Ridgewood Mom October 11, 2012 at 01:27 AM
Michael, I couldn't help notice the picture of a car on your profile. DId you leave the doors unlocked? :)
News Man October 11, 2012 at 11:17 AM
I have been in Mike's car, and suggest that he hope somebody would take it. It's a classic and worth big bucks and covered under ALL conditions of loss. Even at a planned firesale for parts it's worth big bucks. More than my 1927 Essex.
J.D. Luke October 11, 2012 at 02:17 PM
Andrew J, Boyd's argument stated that coverage should be denied if there's no evidence of breaking and entering. While one might take issue with that stance after considering slim jims and the like, smashed windows such as you describe should stand as fairly clear evidence, no?

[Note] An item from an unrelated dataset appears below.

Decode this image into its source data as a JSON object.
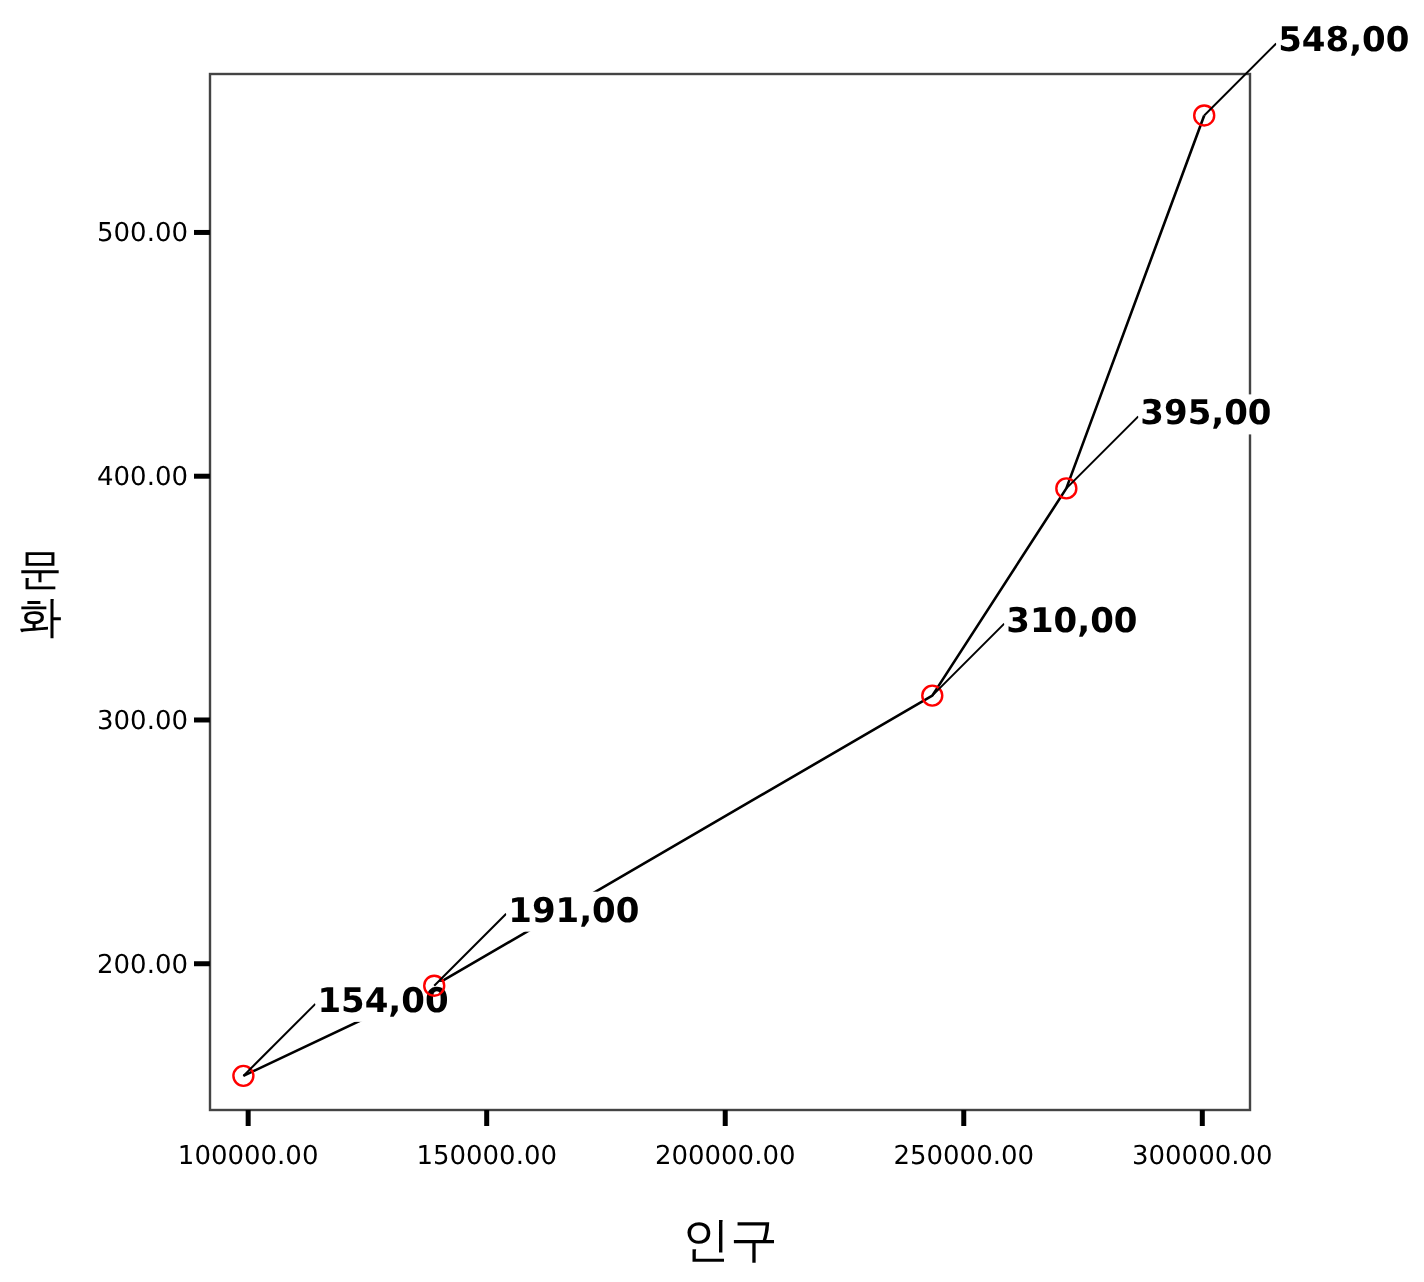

Andrew J October 11, 2012 at 03:10 PM
J.D., yes a smashed window would be evidence of a break, but I mentioned that as an example that with thieves around, a mere lock is not enough and as an example that thieves are becoming more aggressive and taking things a step further. I'm not sure why there has been so much resistance from some posters to comments asking for more law enforcement response. As for Boyd's theory, and I won't harp on it beyond this and waste any more of the group's time on it - we all have different opinions and reasons, but beyond the open window example, homeowners can easily get around that by breaking a window and then calling the insurance company. Yes, it's fraud and it's wrong, but it would take about 2 sec for people to realize that that's the solution to such an insurance claim -and there goes any 'punishment' to people who don't lockup. It's easy to just say deny coverage but I can't see how it would even be enforced consistently or serve its purpose (my opinion only) Where would the line be drawn? If someone leaves a garage door open while he is in the backyard for a minute is the garage fair game? What if someone is unloading their car and leaves the trunk open while unloading? How many leave cars warming up in the driveway? Yes people need to be aware and careful and lockup; I'm just amazed at the responses blaming the victims without sounding concerned that crime is on the rise in the community which I see as the bigger issue. Thanks for reading, stay well, EVERYONE!.